Pesquisadora da Unifesp defende fortalecimento da educação superior e mais investimentos no novo Plano Nacional de Educação
O terceiro dia do XXXII Simpósio Brasileiro de Política e Administração da Educação, realizado em Salvador, foi marcado por importantes reflexões sobre o papel da educação superior no desenvolvimento do país.
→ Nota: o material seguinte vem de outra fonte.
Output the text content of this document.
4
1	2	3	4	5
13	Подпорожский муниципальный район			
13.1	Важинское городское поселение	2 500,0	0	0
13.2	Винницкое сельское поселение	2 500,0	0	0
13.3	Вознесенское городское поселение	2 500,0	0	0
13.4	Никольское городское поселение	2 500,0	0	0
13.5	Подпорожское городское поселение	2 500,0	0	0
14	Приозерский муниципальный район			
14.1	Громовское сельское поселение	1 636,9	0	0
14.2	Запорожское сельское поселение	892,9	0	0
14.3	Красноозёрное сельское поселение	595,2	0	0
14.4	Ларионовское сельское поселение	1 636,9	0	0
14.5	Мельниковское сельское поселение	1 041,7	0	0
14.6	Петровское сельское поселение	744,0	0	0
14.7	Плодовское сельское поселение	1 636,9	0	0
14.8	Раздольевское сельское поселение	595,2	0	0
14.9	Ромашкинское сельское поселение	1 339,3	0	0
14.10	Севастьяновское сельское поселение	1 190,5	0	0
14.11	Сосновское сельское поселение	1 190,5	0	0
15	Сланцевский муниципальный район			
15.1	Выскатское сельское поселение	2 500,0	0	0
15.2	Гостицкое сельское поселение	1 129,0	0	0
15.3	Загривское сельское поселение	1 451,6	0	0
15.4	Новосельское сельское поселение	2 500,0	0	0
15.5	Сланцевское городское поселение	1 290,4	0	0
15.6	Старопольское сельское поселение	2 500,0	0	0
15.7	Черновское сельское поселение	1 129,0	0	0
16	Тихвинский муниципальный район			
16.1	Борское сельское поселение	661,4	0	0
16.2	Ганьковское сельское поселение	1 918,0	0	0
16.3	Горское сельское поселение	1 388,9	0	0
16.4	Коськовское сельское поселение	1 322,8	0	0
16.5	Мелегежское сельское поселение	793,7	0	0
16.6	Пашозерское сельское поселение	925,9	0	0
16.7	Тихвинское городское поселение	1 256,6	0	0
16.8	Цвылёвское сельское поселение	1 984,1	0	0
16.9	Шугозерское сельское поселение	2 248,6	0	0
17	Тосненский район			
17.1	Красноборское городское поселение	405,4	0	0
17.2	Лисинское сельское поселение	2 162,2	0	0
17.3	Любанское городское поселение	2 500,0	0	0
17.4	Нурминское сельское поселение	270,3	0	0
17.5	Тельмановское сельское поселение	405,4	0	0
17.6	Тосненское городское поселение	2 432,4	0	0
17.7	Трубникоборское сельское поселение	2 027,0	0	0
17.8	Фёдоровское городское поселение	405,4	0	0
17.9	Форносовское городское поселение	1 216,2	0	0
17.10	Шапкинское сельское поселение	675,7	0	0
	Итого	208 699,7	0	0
Durante entrevista à Web TV Undime Bahia, a professora e pesquisadora Maria Angélica Minhoto, da Universidade Federal de São Paulo (Unifesp), destacou a importância do debate sobre o novo Plano Nacional de Educação (PNE), o Sistema Nacional de Educação e os desafios para a consolidação de políticas públicas voltadas ao fortalecimento da educação brasileira.
Ao participar do encontro promovido pela Associação Nacional de Política e Administração da Educação (ANPAE), a pesquisadora elogiou a organização do evento e ressaltou a relevância do espaço para a construção de propostas que contribuam para o avanço da educação em todas as suas etapas.
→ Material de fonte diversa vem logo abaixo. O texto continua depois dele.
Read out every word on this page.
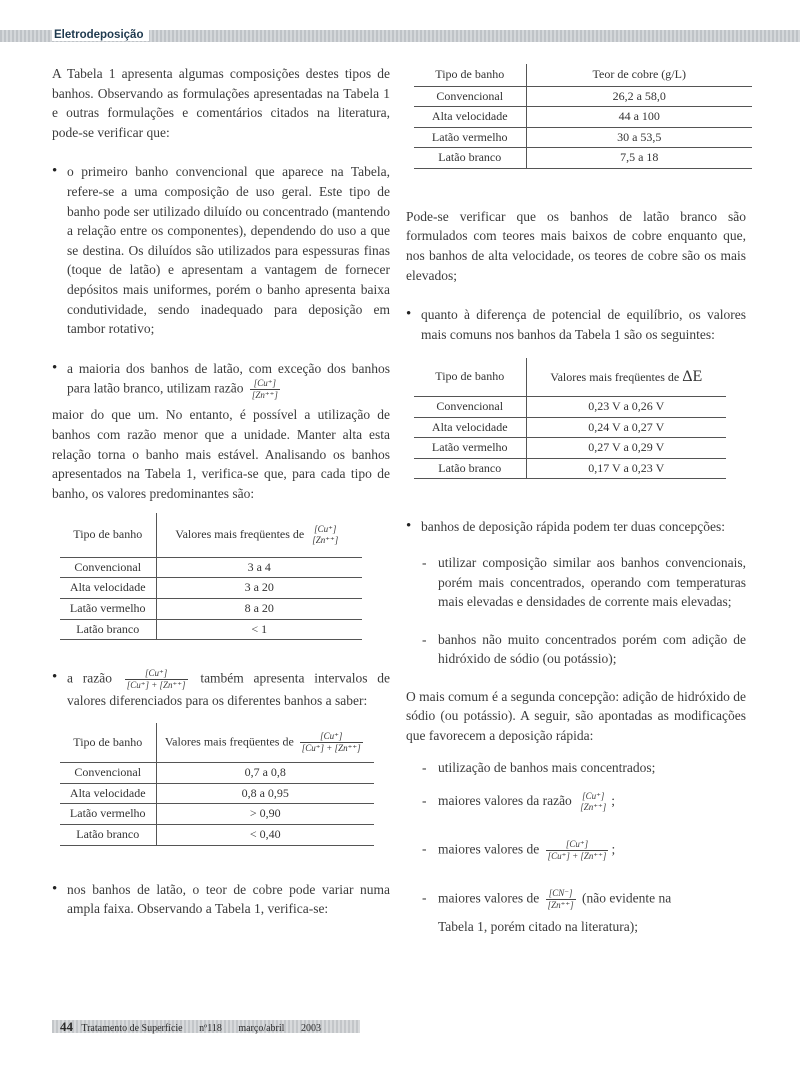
Eletrodeposição

A Tabela 1 apresenta algumas composições destes tipos de banhos. Observando as formulações apresentadas na Tabela 1 e outras formulações e comentários citados na literatura, pode-se verificar que:

• o primeiro banho convencional que aparece na Tabela, refere-se a uma composição de uso geral. Este tipo de banho pode ser utilizado diluído ou concentrado (mantendo a relação entre os componentes), dependendo do uso a que se destina. Os diluídos são utilizados para espessuras finas (toque de latão) e apresentam a vantagem de fornecer depósitos mais uniformes, porém o banho apresenta baixa condutividade, sendo inadequado para deposição em tambor rotativo;

• a maioria dos banhos de latão, com exceção dos banhos para latão branco, utilizam razão $\frac{[Cu^+]}{[Zn^{++}]}$

maior do que um. No entanto, é possível a utilização de banhos com razão menor que a unidade. Manter alta esta relação torna o banho mais estável. Analisando os banhos apresentados na Tabela 1, verifica-se que, para cada tipo de banho, os valores predominantes são:

Tipo de banho	Valores mais freqüentes de [Cu⁺]
[Zn⁺⁺]

Convencional	3 a 4
Alta velocidade	3 a 20
Latão vermelho	8 a 20
Latão branco	< 1

• a razão $\frac{[Cu^+]}{[Cu^+] + [Zn^{++}]}$ também apresenta intervalos de valores diferenciados para os diferentes banhos a saber:

Tipo de banho	Valores mais freqüentes de $\frac{[Cu^+]}{[Cu^+] + [Zn^{++}]}$

Convencional	0,7 a 0,8
Alta velocidade	0,8 a 0,95
Latão vermelho	> 0,90
Latão branco	< 0,40

• nos banhos de latão, o teor de cobre pode variar numa ampla faixa. Observando a Tabela 1, verifica-se:

Tipo de banho	Teor de cobre (g/L)
Convencional	26,2 a 58,0
Alta velocidade	44 a 100
Latão vermelho	30 a 53,5
Latão branco	7,5 a 18

Pode-se verificar que os banhos de latão branco são formulados com teores mais baixos de cobre enquanto que, nos banhos de alta velocidade, os teores de cobre são os mais elevados;

• quanto à diferença de potencial de equilíbrio, os valores mais comuns nos banhos da Tabela 1 são os seguintes:

Tipo de banho	Valores mais freqüentes de ΔE
Convencional	0,23 V a 0,26 V
Alta velocidade	0,24 V a 0,27 V
Latão vermelho	0,27 V a 0,29 V
Latão branco	0,17 V a 0,23 V

• banhos de deposição rápida podem ter duas concepções:

- utilizar composição similar aos banhos convencionais, porém mais concentrados, operando com temperaturas mais elevadas e densidades de corrente mais elevadas;

- banhos não muito concentrados porém com adição de hidróxido de sódio (ou potássio);

O mais comum é a segunda concepção: adição de hidróxido de sódio (ou potássio). A seguir, são apontadas as modificações que favorecem a deposição rápida:

- utilização de banhos mais concentrados;

- maiores valores da razão [Cu⁺]
[Zn⁺⁺] ;

- maiores valores de $\frac{[Cu^+]}{[Cu^+] + [Zn^{++}]}$ ;

- maiores valores de $\frac{[CN^-]}{[Zn^{++}]}$ (não evidente na

Tabela 1, porém citado na literatura);

44 Tratamento de Superfície nº118 março/abril 2003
“Estou muito feliz de estar aqui para debater a educação superior, discutir os desafios do Plano Nacional de Educação para os próximos anos e refletir sobre a soberania nacional. A educação superior tem uma função muito importante para proporcionar ao Brasil soberania, porque são as universidades públicas as principais responsáveis pela produção de ciência e tecnologia no país”, afirmou.
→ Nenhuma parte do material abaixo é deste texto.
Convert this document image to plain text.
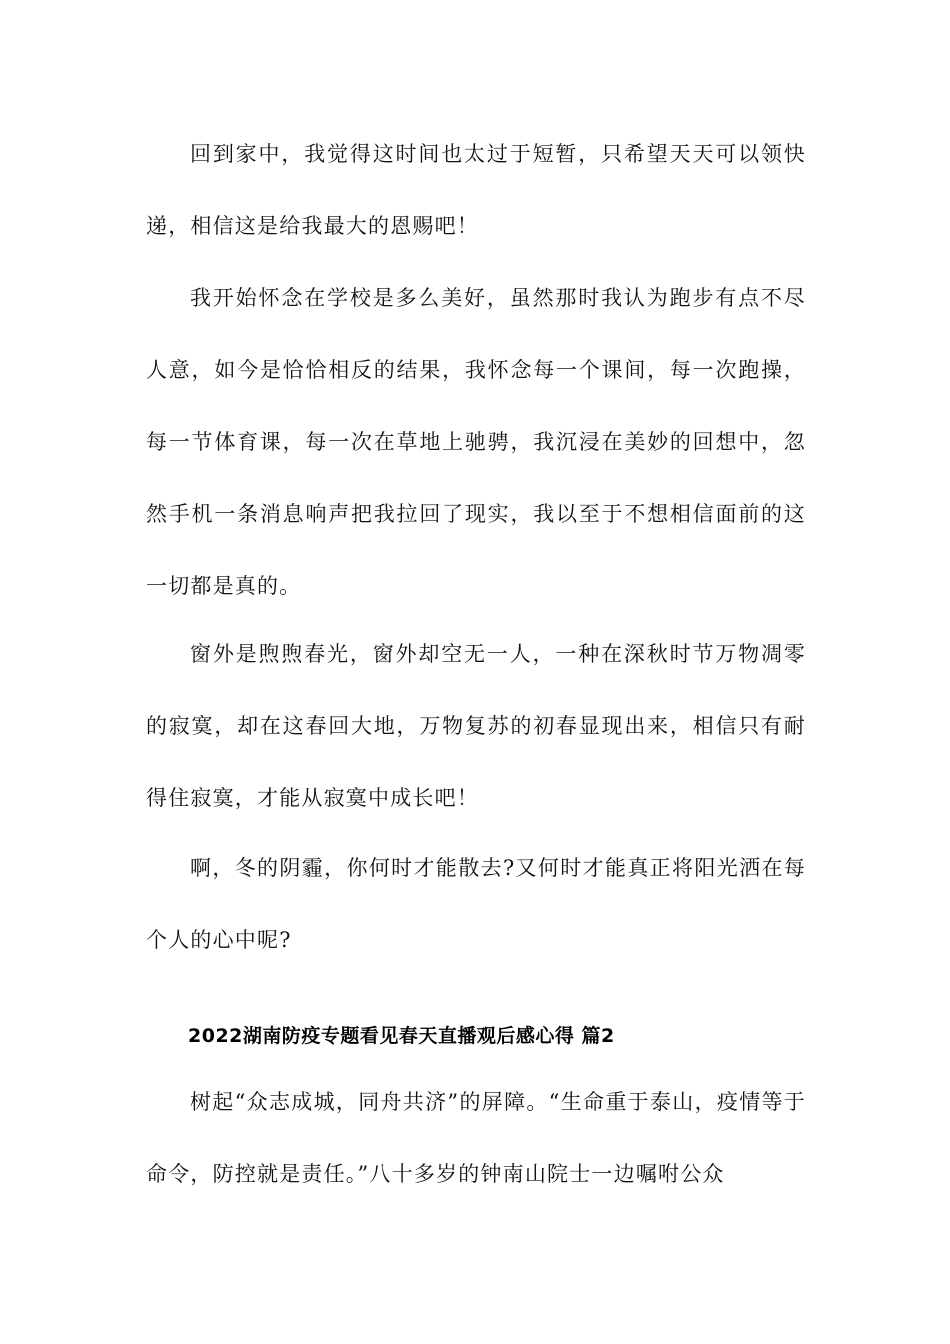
回到家中，我觉得这时间也太过于短暂，只希望天天可以领快递，相信这是给我最大的恩赐吧！

我开始怀念在学校是多么美好，虽然那时我认为跑步有点不尽人意，如今是恰恰相反的结果，我怀念每一个课间，每一次跑操，每一节体育课，每一次在草地上驰骋，我沉浸在美妙的回想中，忽然手机一条消息响声把我拉回了现实，我以至于不想相信面前的这一切都是真的。

窗外是煦煦春光，窗外却空无一人，一种在深秋时节万物凋零的寂寞，却在这春回大地，万物复苏的初春显现出来，相信只有耐得住寂寞，才能从寂寞中成长吧！

啊，冬的阴霾，你何时才能散去?又何时才能真正将阳光洒在每个人的心中呢?

2022湖南防疫专题看见春天直播观后感心得 篇2

树起“众志成城，同舟共济”的屏障。“生命重于泰山，疫情等于命令，防控就是责任。”八十多岁的钟南山院士一边嘱咐公众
Maria Angélica defendeu a necessidade de ampliar os investimentos públicos na educação superior e destacou a importância de integrar o Sistema Nacional de Educação às políticas de ciência, tecnologia e inovação.
“Precisamos pensar o Sistema Nacional de Educação incluindo também a educação superior e o sistema nacional de ciência e tecnologia. O desenvolvimento social, cultural, econômico e político do Brasil passa necessariamente pelo fortalecimento dessas áreas”, ressaltou.
Durante a entrevista, a professora também abordou a relação entre universidades e municípios, destacando os avanços promovidos pela interiorização das instituições públicas de ensino superior e pela expansão dos institutos federais.
Segundo ela, as universidades têm ampliado sua presença nos territórios e fortalecido as ações de ensino, pesquisa e extensão em diálogo com as demandas locais.
“Quanto mais a universidade se abre para os problemas dos municípios, mais inteligente ela fica. Ela aprende com os territórios e, ao mesmo tempo, pode contribuir com conhecimentos e soluções que ajudam no desenvolvimento local”, observou.
A pesquisadora destacou ainda a importância da manutenção do financiamento das universidades públicas e chamou atenção para os desafios enfrentados por instituições comunitárias e confessionais diante da expansão do setor privado com fins lucrativos.
Ao analisar a construção do novo Plano Nacional de Educação, Maria Angélica apontou o financiamento como o principal desafio para o cumprimento das metas previstas para a próxima década.
“Não adianta estabelecer metas e objetivos sem garantir os recursos necessários para concretizá-los. Precisamos assegurar investimentos equivalentes a 10% do PIB para a educação brasileira e impedir novos cortes ou congelamentos de recursos. Sem financiamento adequado, será muito difícil promover as transformações que o país necessita”, enfatizou.
A participação da pesquisadora reforçou os debates realizados durante o simpósio, que reúne educadores, pesquisadores, gestores e estudantes de todo o Brasil para discutir os caminhos da educação pública, o fortalecimento das políticas educacionais e a construção de um projeto nacional comprometido com a democracia, a soberania e a garantia do direito à educação de qualidade.